À la question « qui a fait sauter Tuapse ? », il n’y a qu’une seule réponse correcte : Tuapse, comme n’importe quel endroit en Russie touché par l’Ukraine qui se défend, a été détruit par le pouvoir russe. Malheureusement, ce lien est très peu compris par les masses russes, ou bien cette lueur de compréhension s’accompagne de nombreuses réserves, du genre « mais on ne peut tout de même pas être aussi cruel ».

Tout le monde peut voir les vidéos des villes ukrainiennes détruites par l’armée russe, et ce de manière aussi effroyable que lors des destructions causées par les troupes du Reich hitlérien pendant la Seconde Guerre mondiale. C’est la Russie, et personne d’autre, qui réduit en ruines les localités ukrainiennes partout où elle peut atteindre. Cela concerne l’argument « on ne peut tout de même pas être aussi cruel » – un argument qui porte précisément sur l’agression criminelle russe, et non sur les ripostes ukrainiennes, qui sont inévitables. L’invasion russe est un crime, de sa conception à la moindre action, que ce soit au front ou à l’arrière, dès lors que cette action s’inscrit dans le cadre d’un crime de guerre, même si elle lui profite, directement ou indirectement. Par conséquent, toute « riposte » n’est pas seulement inévitable, mais obligatoire.

Tout le monde se souvient également que Poutine n’a pas utilisé, lors de l’invasion, le moindre « casus belli » visible, mais qu’il a simplement envahi le pays et s’est mis à détruire et à tuer. Autrement dit, dans l’esprit du public russe pro-Poutine, voire de celui qui se considère comme neutre, seule la Russie a le droit de semer la mort en Ukraine, mais uniquement de manière unilatérale et selon sa propre volonté. Cela relève déjà d’une pathologie dans la compréhension collective de la situation par les Russes.

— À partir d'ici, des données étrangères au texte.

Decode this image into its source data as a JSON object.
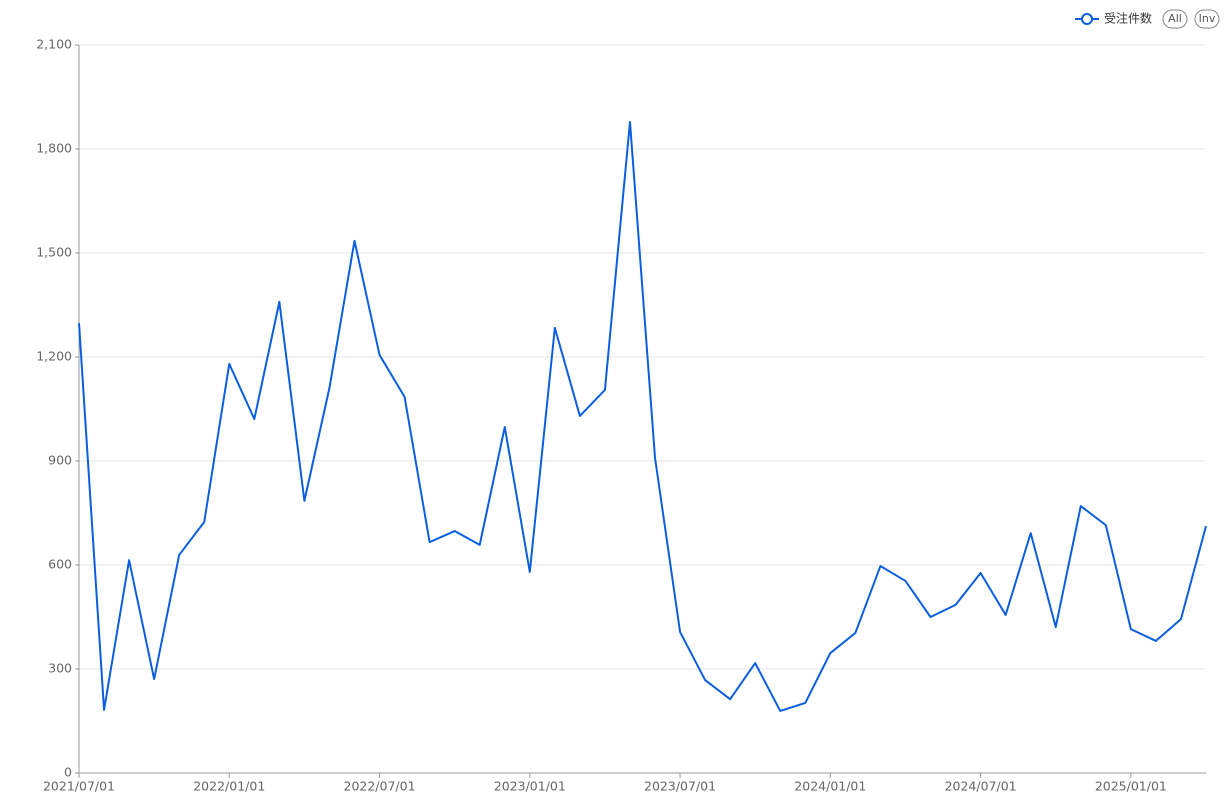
{
  "chart_data": {
    "type": "line",
    "x": [
      "2021/07/01",
      "2021/08/01",
      "2021/09/01",
      "2021/10/01",
      "2021/11/01",
      "2021/12/01",
      "2022/01/01",
      "2022/02/01",
      "2022/03/01",
      "2022/04/01",
      "2022/05/01",
      "2022/06/01",
      "2022/07/01",
      "2022/08/01",
      "2022/09/01",
      "2022/10/01",
      "2022/11/01",
      "2022/12/01",
      "2023/01/01",
      "2023/02/01",
      "2023/03/01",
      "2023/04/01",
      "2023/05/01",
      "2023/06/01",
      "2023/07/01",
      "2023/08/01",
      "2023/09/01",
      "2023/10/01",
      "2023/11/01",
      "2023/12/01",
      "2024/01/01",
      "2024/02/01",
      "2024/03/01",
      "2024/04/01",
      "2024/05/01",
      "2024/06/01",
      "2024/07/01",
      "2024/08/01",
      "2024/09/01",
      "2024/10/01",
      "2024/11/01",
      "2024/12/01",
      "2025/01/01",
      "2025/02/01",
      "2025/03/01",
      "2025/04/01"
    ],
    "series": [
      {
        "name": "受注件数",
        "color": "#0b5fde",
        "values": [
          1298,
          182,
          614,
          271,
          629,
          724,
          1180,
          1021,
          1359,
          785,
          1111,
          1535,
          1206,
          1085,
          666,
          698,
          658,
          998,
          580,
          1284,
          1030,
          1105,
          1878,
          909,
          407,
          268,
          213,
          317,
          179,
          202,
          346,
          404,
          597,
          554,
          450,
          485,
          577,
          456,
          692,
          421,
          770,
          715,
          415,
          381,
          444,
          712
        ]
      }
    ],
    "xticks": [
      "2021/07/01",
      "2022/01/01",
      "2022/07/01",
      "2023/01/01",
      "2023/07/01",
      "2024/01/01",
      "2024/07/01",
      "2025/01/01"
    ],
    "ylim": [
      0,
      2100
    ],
    "yticks": [
      0,
      300,
      600,
      900,
      {
        "value": 1200,
        "label": "1,200"
      },
      {
        "value": 1500,
        "label": "1,500"
      },
      {
        "value": 1800,
        "label": "1,800"
      },
      {
        "value": 2100,
        "label": "2,100"
      }
    ],
    "grid": true,
    "legend_buttons": [
      "All",
      "Inv"
    ]
  }
}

Nous, on dirait, on est des anges, mais tout le monde nous fait du tort, bafoue nos intérêts et nous regarde de travers – c’est la psychologie d’un paranoïaque collectif.

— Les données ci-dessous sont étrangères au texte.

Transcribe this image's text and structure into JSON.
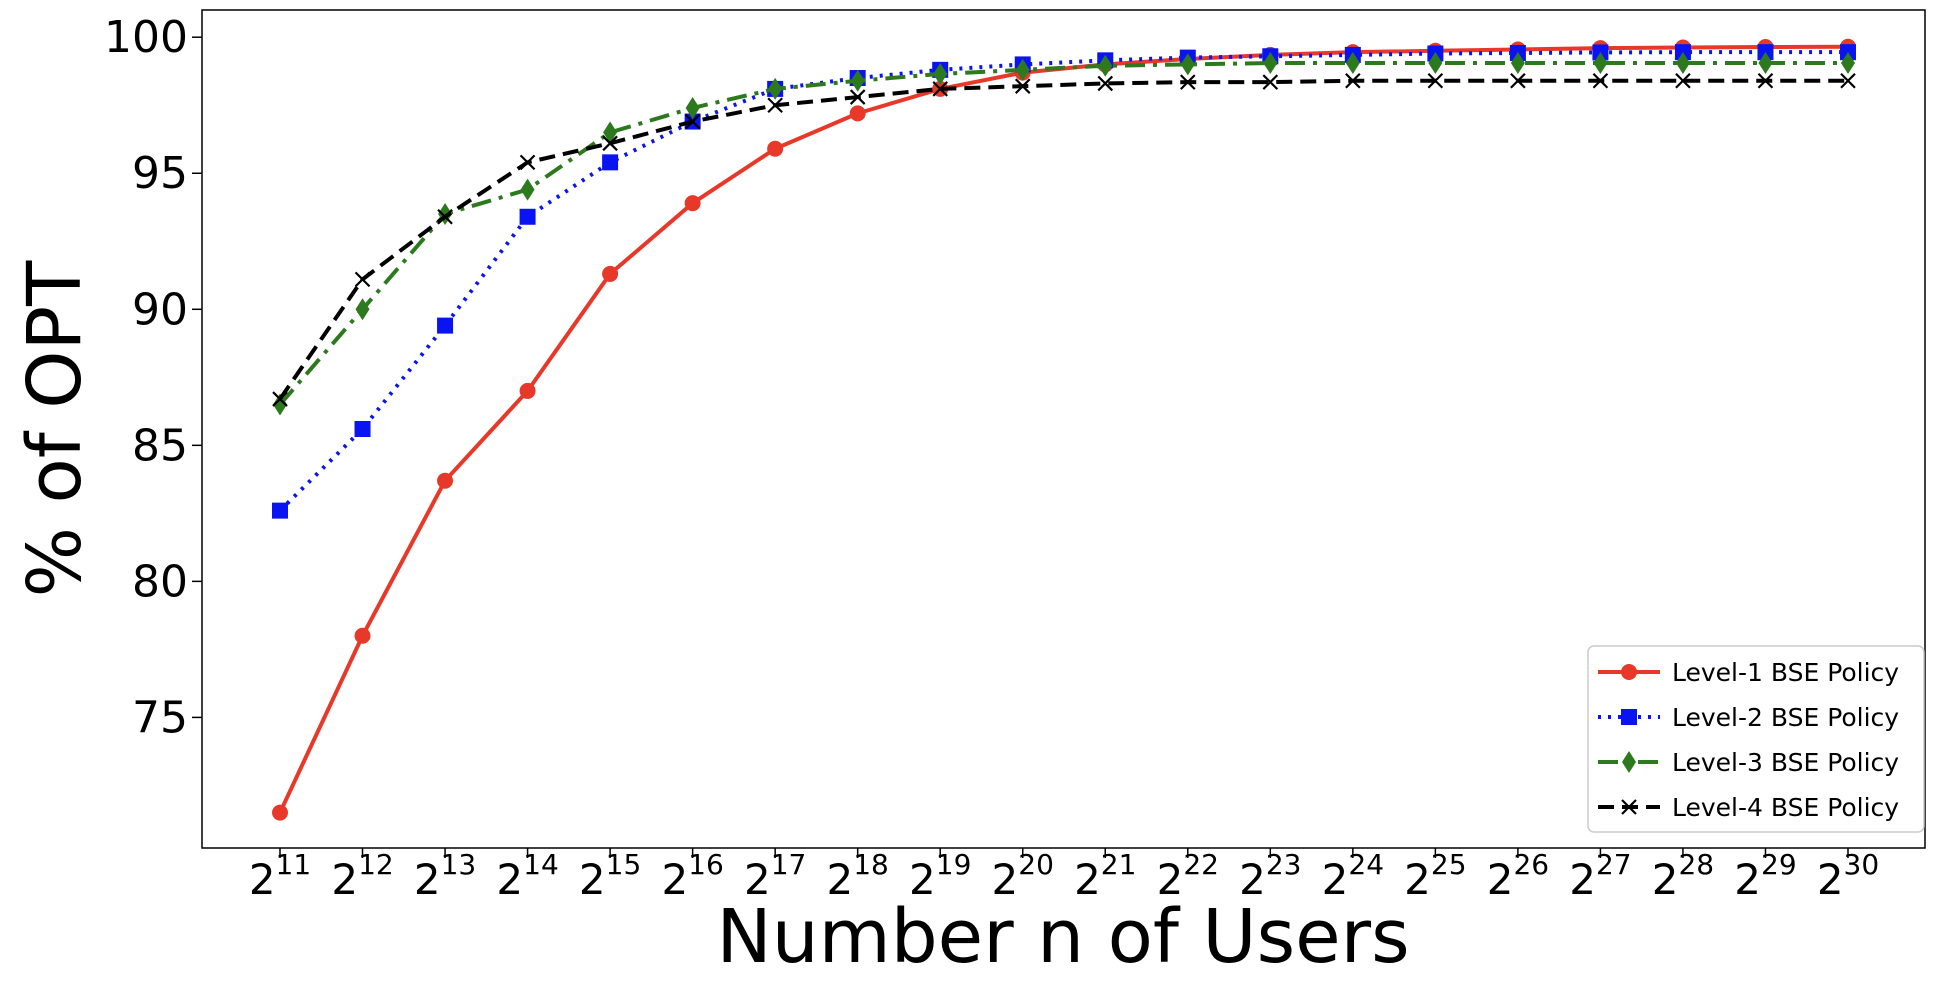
{
  "chart_data": {
    "type": "line",
    "xlabel": "Number n of Users",
    "ylabel": "% of OPT",
    "x_base": "2",
    "x_exponents": [
      "11",
      "12",
      "13",
      "14",
      "15",
      "16",
      "17",
      "18",
      "19",
      "20",
      "21",
      "22",
      "23",
      "24",
      "25",
      "26",
      "27",
      "28",
      "29",
      "30"
    ],
    "ylim": [
      70.2,
      101.0
    ],
    "yticks": [
      "75",
      "80",
      "85",
      "90",
      "95",
      "100"
    ],
    "grid": false,
    "legend_position": "lower-right",
    "series": [
      {
        "name": "Level-1 BSE Policy",
        "color": "#e8382a",
        "line_style": "solid",
        "marker": "circle",
        "values": [
          71.5,
          78.0,
          83.7,
          87.0,
          91.3,
          93.9,
          95.9,
          97.2,
          98.1,
          98.7,
          99.0,
          99.2,
          99.35,
          99.45,
          99.5,
          99.55,
          99.6,
          99.62,
          99.64,
          99.65
        ]
      },
      {
        "name": "Level-2 BSE Policy",
        "color": "#0a14f0",
        "line_style": "dotted",
        "marker": "square",
        "values": [
          82.6,
          85.6,
          89.4,
          93.4,
          95.4,
          96.9,
          98.1,
          98.5,
          98.8,
          99.0,
          99.15,
          99.25,
          99.3,
          99.35,
          99.4,
          99.42,
          99.44,
          99.45,
          99.45,
          99.45
        ]
      },
      {
        "name": "Level-3 BSE Policy",
        "color": "#2d7a1e",
        "line_style": "dashdot",
        "marker": "diamond",
        "values": [
          86.5,
          90.0,
          93.5,
          94.4,
          96.5,
          97.4,
          98.1,
          98.4,
          98.65,
          98.8,
          98.95,
          99.0,
          99.05,
          99.05,
          99.05,
          99.05,
          99.05,
          99.05,
          99.05,
          99.05
        ]
      },
      {
        "name": "Level-4 BSE Policy",
        "color": "#000000",
        "line_style": "dashed",
        "marker": "x",
        "values": [
          86.7,
          91.1,
          93.4,
          95.4,
          96.1,
          96.9,
          97.5,
          97.8,
          98.1,
          98.2,
          98.3,
          98.35,
          98.35,
          98.4,
          98.4,
          98.4,
          98.4,
          98.4,
          98.4,
          98.4
        ]
      }
    ]
  }
}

Il est naturel pour tout le monde, mais pas pour les « chers Russes », que l’agression « de droite à gauche », c’est-à-dire de la Fédération de Russie contre les citoyens ukrainiens, puisse inévitablement avoir des conséquences équivalentes pour la population du pays agresseur, c’est-à-dire la Russie chauvine. En se défendant « de gauche à droite », c’est-à-dire depuis l’Ukraine, son peuple n’enfreint absolument aucune loi internationale ni aucune loi de la nature humaine en portant des coups aux agresseurs. C’est précisément cet argument logique que les Russes évitent. Une pensée sélective… si l’on peut appeler cela de la pensée.

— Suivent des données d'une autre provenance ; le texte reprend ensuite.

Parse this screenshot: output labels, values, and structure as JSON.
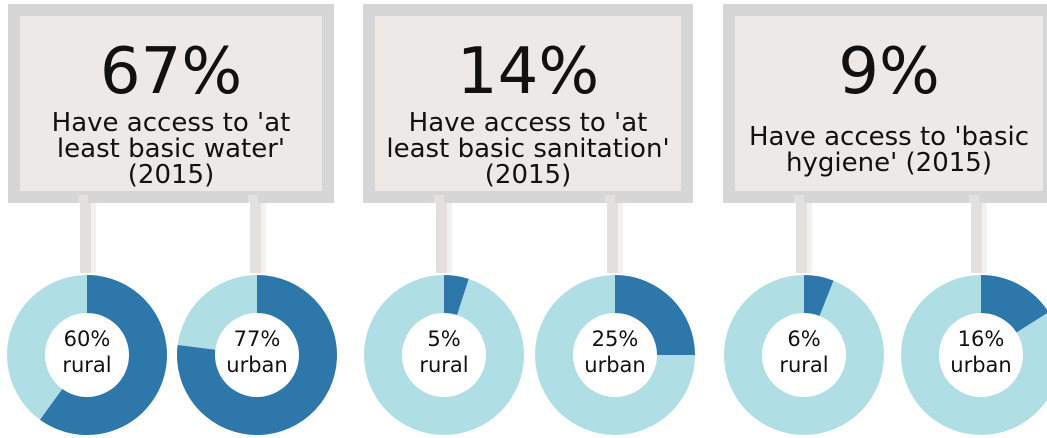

À bien y réfléchir, si votre principal démon russe vous a, vous-mêmes, vos proches, vos amis et tout votre pays, exposés de manière flagrante à une menace stratégique et tactique, à long terme et immédiate, à l’échelle nationale et locale, pratiquement sous les balles, des drones et des missiles, alors la conclusion logique s’impose d’elle-même : le grand démon est coupable non seulement d’être le meurtrier des autres, mais aussi le bourreau de vous-mêmes. Autrement dit, ce pouvoir est l’ennemi tant de l’humanité que de la population russe elle-même, y compris de chaque citoyen lambda.

Mais pour l’instant, seule une petite partie des Russes est sans réserve d’accord avec cela. Viennent ensuite les « mais » qui se multiplient, toutes sortes d’exceptions et de nuances qui se noient soit dans l’ignorance du danger, soit dans la solidarité avec le pouvoir, à des degrés divers. Et cela après tant d’années de guerre ! Douter que le Kremlin soit l’ennemi des Russes était déjà étrange avant même le début de l’invasion directe, et aujourd’hui, c’est déjà un trouble psychique collectif.

Et cela ne repose pas seulement sur le syndrome de Stockholm, ni uniquement sur la propagande directe, mais aussi sur une idée – l’idée impériale russe. Tuapse, si l’on considère à la fois le cas concret et l’échelle du phénomène, a été détruite par l’idée d’impérialisme, incarnée dans les actions des russistes, qui ont provoqué la riposte naturelle de la partie lésée – l’Ukraine.

Tant que l’idée impérialiste russe elle-même n’aura pas été clairement et définitivement décomposée en éléments inoffensifs, tant que ces éléments n’auront pas été définitivement neutralisés, tant de temps, de toute formation qui succédera à celle de Poutine naîtra un jour un nouveau russisme qui mènera à de nouvelles guerres d’agression.